SACRAMENTO, CA - The California Teachers Association estimates the number of layoff notices handed out to public school teachers this week could be as low as 2,600 statewide.
That's down 87 percent from the 20,000 pink slips issued last year.
The other union, the California Federation of Teachers, can't believe the notices are going out at all, given the higher taxes approved by voters under Proposition 30 last year were supposed to save schools from more budget cuts.
"For school districts now to be issuing layoff notices really violates the spirit in which Proposition 30 was promoted to voters," said Joshua Pechthalt, president of the California Federation of Teachers.
Third-grade teacher Megan Kashing got one of those pink slips, again. She thought she was safe this year, considering her district now has a 31 percent reserve.

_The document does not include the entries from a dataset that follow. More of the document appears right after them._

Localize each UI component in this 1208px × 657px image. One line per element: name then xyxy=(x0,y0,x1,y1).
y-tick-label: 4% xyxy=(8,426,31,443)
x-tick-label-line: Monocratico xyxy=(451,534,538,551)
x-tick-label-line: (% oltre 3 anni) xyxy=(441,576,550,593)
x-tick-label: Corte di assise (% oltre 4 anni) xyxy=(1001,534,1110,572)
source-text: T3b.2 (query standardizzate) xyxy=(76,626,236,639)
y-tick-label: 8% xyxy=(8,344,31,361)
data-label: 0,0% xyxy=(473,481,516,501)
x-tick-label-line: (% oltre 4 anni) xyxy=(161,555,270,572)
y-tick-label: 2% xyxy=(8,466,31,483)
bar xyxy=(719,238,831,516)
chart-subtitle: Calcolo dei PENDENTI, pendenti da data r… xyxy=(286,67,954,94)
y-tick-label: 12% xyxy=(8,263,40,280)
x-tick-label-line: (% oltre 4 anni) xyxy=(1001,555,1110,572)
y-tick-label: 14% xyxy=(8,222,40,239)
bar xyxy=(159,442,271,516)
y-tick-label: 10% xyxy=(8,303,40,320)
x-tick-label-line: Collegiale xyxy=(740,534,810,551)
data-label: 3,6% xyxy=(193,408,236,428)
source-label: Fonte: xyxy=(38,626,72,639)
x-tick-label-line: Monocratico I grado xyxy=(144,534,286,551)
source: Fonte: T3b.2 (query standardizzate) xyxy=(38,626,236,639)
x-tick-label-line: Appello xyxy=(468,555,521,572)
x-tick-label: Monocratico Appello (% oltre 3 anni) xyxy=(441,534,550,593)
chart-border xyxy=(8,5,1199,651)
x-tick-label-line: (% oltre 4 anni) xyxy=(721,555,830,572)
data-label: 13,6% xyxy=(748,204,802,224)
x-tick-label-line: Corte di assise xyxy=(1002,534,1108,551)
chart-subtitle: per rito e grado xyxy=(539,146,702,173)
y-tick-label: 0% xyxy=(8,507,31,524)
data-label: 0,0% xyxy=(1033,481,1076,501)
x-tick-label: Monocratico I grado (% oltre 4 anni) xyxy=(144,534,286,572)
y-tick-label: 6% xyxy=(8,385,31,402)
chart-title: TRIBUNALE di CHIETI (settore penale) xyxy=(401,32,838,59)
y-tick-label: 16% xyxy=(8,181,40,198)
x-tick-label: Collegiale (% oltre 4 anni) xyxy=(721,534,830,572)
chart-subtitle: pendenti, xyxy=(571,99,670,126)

"I don't understand why our district doesn't see that the budgetary pie is expanding, and this should have resulted in a change in their actions. However, they're acting as if the sky is still falling," Kashing said.
Capitol Advisors President Kevin Gordon says Prop. 30 only prevents further cuts to schools: It doesn't give them any more money. Plus, it's still unclear how hard the federal government's sequestration cuts will hurt districts or even if Gov. Brown's plan to shake up school financing will win legislative approval.
"Districts don't have a choice," said Kevin Gordon, a schools finance consultant. "In law, there's a statutory requirement on March 15th. You have to do these layoffs, and if you don't, you're not going to have that opportunity later in the school year."
Since most layoff notices are rescinded weeks later when the state budget picture is clearer, one senator wants to save everyone the heartache and move the layoff deadline to June 1st in an effort to keep good teachers from leaving.
"They'll go off and just find another job ... or they'll go out and leave the district if they can find something else," said St. Sen. Bob Huff, R-Senate Minority Leader.
School districts are mandated to have an equivalent of up to three percent of their budget in reserves. The California Federation of Teachers says those with reserves more than that should use the money to keep teachers.